How are we shifting towards renewable energy sources in the recently years

TidyTuesday Week 18 US Solar/Wind analysis using R

May 05, 2022 · 6 mins read

Hello, this is Hao.

I haven’t done TidyTuesday for a while, I am hoping writing this blog can keep me up with it. For those who is not familiar with TidyTuesday, it’s a weekly online community activity. Every Tuesday a data set is published on github, and everyone who participates will tweet about the insights they gain from cleaning and analyzing it. For more info, you can click here.

The data this week comes from the Berkeley Lab.
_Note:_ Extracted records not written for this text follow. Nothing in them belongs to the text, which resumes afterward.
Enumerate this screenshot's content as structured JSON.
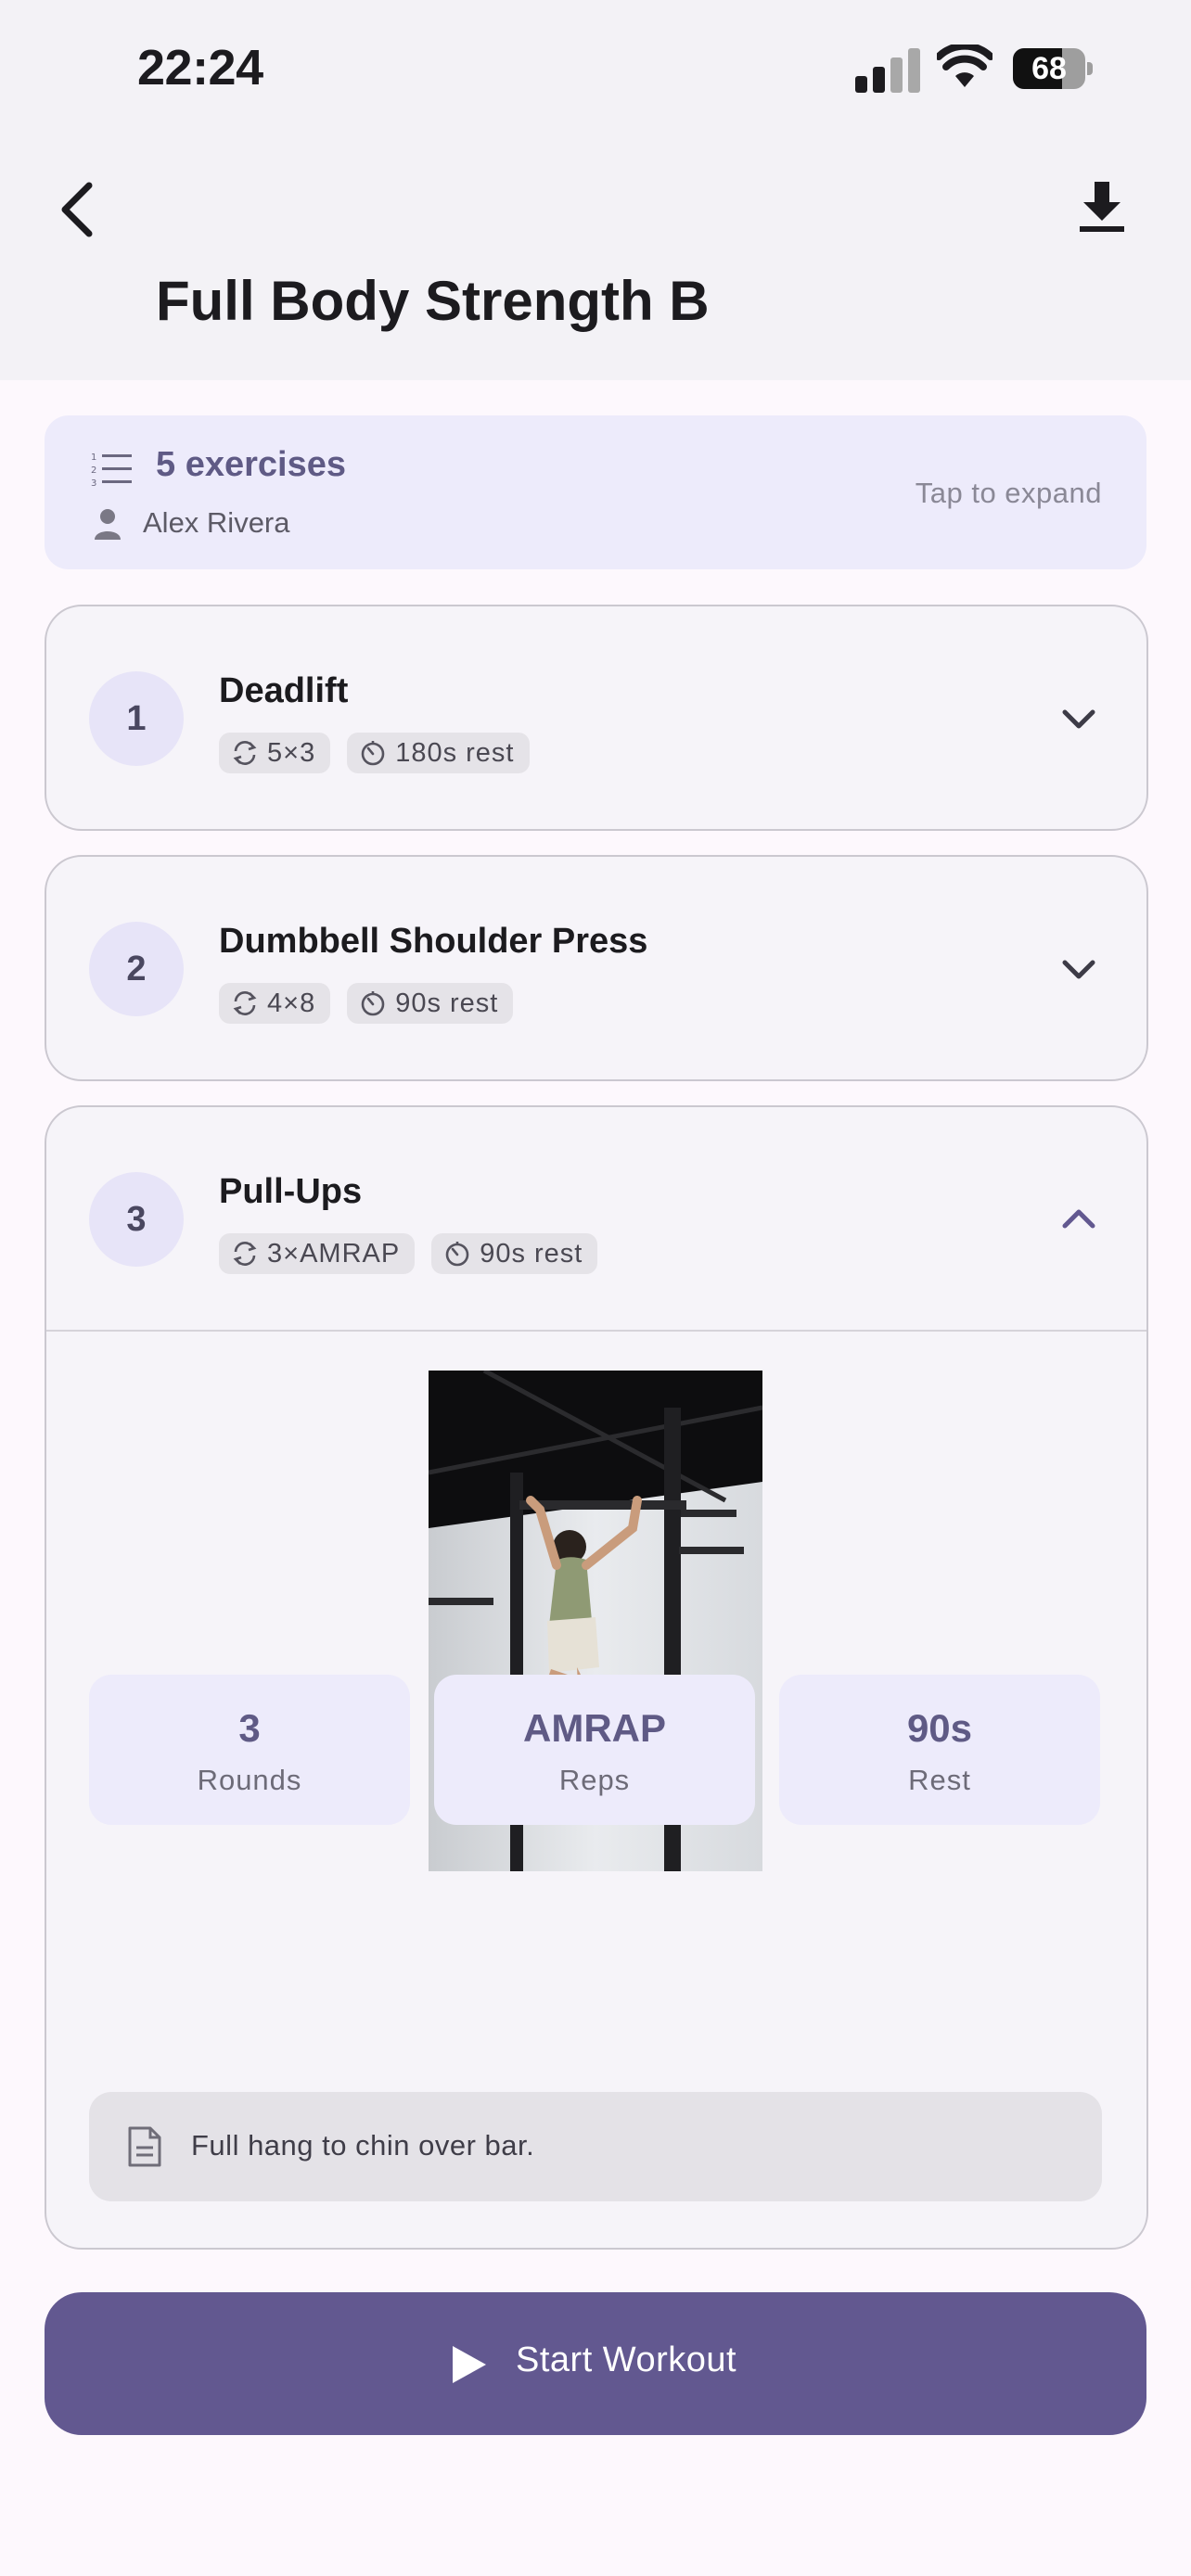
{
  "status_bar": {
    "time": "22:24",
    "battery": "68",
    "battery_level": 0.68
  },
  "header": {
    "title": "Full Body Strength B",
    "back_icon": "chevron-left-icon",
    "download_icon": "download-icon"
  },
  "summary": {
    "count_label": "5 exercises",
    "author": "Alex Rivera",
    "hint": "Tap to expand"
  },
  "exercises": [
    {
      "number": "1",
      "name": "Deadlift",
      "sets_reps": "5×3",
      "rest": "180s rest",
      "expanded": false
    },
    {
      "number": "2",
      "name": "Dumbbell Shoulder Press",
      "sets_reps": "4×8",
      "rest": "90s rest",
      "expanded": false
    },
    {
      "number": "3",
      "name": "Pull-Ups",
      "sets_reps": "3×AMRAP",
      "rest": "90s rest",
      "expanded": true,
      "details": {
        "stats": [
          {
            "value": "3",
            "label": "Rounds"
          },
          {
            "value": "AMRAP",
            "label": "Reps"
          },
          {
            "value": "90s",
            "label": "Rest"
          }
        ],
        "note": "Full hang to chin over bar."
      }
    }
  ],
  "start_button": {
    "label": "Start Workout"
  },
  "colors": {
    "accent": "#625890",
    "accent_light": "#edebfb",
    "header_bg": "#f3f2f6"
  }
}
See the technical brief on the emp.lbl.gov site.

Let’s load in the libraries and explore the data

library(tidyverse)
library(Hmisc)

Load in the 4 given data sets

rm(list = ls())
capacity <- readr::read_csv('https://raw.githubusercontent.com/rfordatascience/tidytuesday/master/data/2022/2022-05-03/capacity.csv')
wind <- readr::read_csv('https://raw.githubusercontent.com/rfordatascience/tidytuesday/master/data/2022/2022-05-03/wind.csv')
solar <- readr::read_csv('https://raw.githubusercontent.com/rfordatascience/tidytuesday/master/data/2022/2022-05-03/solar.csv')
average_cost <- readr::read_csv('https://raw.githubusercontent.com/rfordatascience/tidytuesday/master/data/2022/2022-05-03/average_cost.csv')

Let’s take a look at average_cost

describe(average_cost)

average_cost %>% 
  gather(energy_source, cost, -year) %>% 
  ggplot(aes(year, cost)) +
  geom_col(aes(fill = energy_source), show.legend = F) +
  facet_wrap(~ energy_source)+
  labs(title = "Energy cost changes by year",
       x = "",
       y = "Cost in Dollars")

energy cost

Analysis: from the year of 2008 to 2020, solar energy cost has decreased the most, with gas energy drops the least, wind reached its lowest point around 2017, then cost went back up

Let’s look at capacity data set

describe(capacity)

capacity %>% 
  ggplot(aes(year, total_gw, color = type)) +
  geom_line(show.legend = F) +
  facet_wrap(~type, scales = "free") +
  labs(title = "Capacity change by year",
       x = "",
       y = "Capacity in GigaWatt")

capacity change by year

Analysis: from the year of 2014 to 2020, renewable energy (solar and wind) capacities are increasing, non-renewable energy source (coal, gas, nuclear and others) capacities are going down.

Let’s see what we can learn from solar and wind data sets
I use the gather() function, so I can compare price and capacity on the same plot

solar <- solar %>% 
  rename(price = solar_mwh,
         capacity = solar_capacity)

solar %>% 
  gather(variables, value, -date) %>% 
  ggplot(aes(date, value, color = variables)) +
  geom_line() +
  geom_smooth(method = lm) +
  labs(title = "How does solar capacity affect price",
       x = "",
       y = "")

solar capacity vs price

Analysis: seems the price of solar energy decreases as the capacity increases


wind %>% 
  rename(price = wind_mwh,
         capacity = wind_capacity) %>% 
  gather(variables, value, -date) %>% 
  ggplot(aes(date, value, color = variables)) +
  geom_line() +
  geom_smooth(method = lm) +
  labs(title = "How does wind energy capacity affect its price",
       x = "",
       y = "")

wind capacity vs price

Analysis: the price of wind energy also decreases as the capacity goes up through the years

This week’s analysis are fairly easy, since the data sets are really clean, there were not much of data cleaning to do. Please let me know if you can find any other insights from this week’s data, cheers!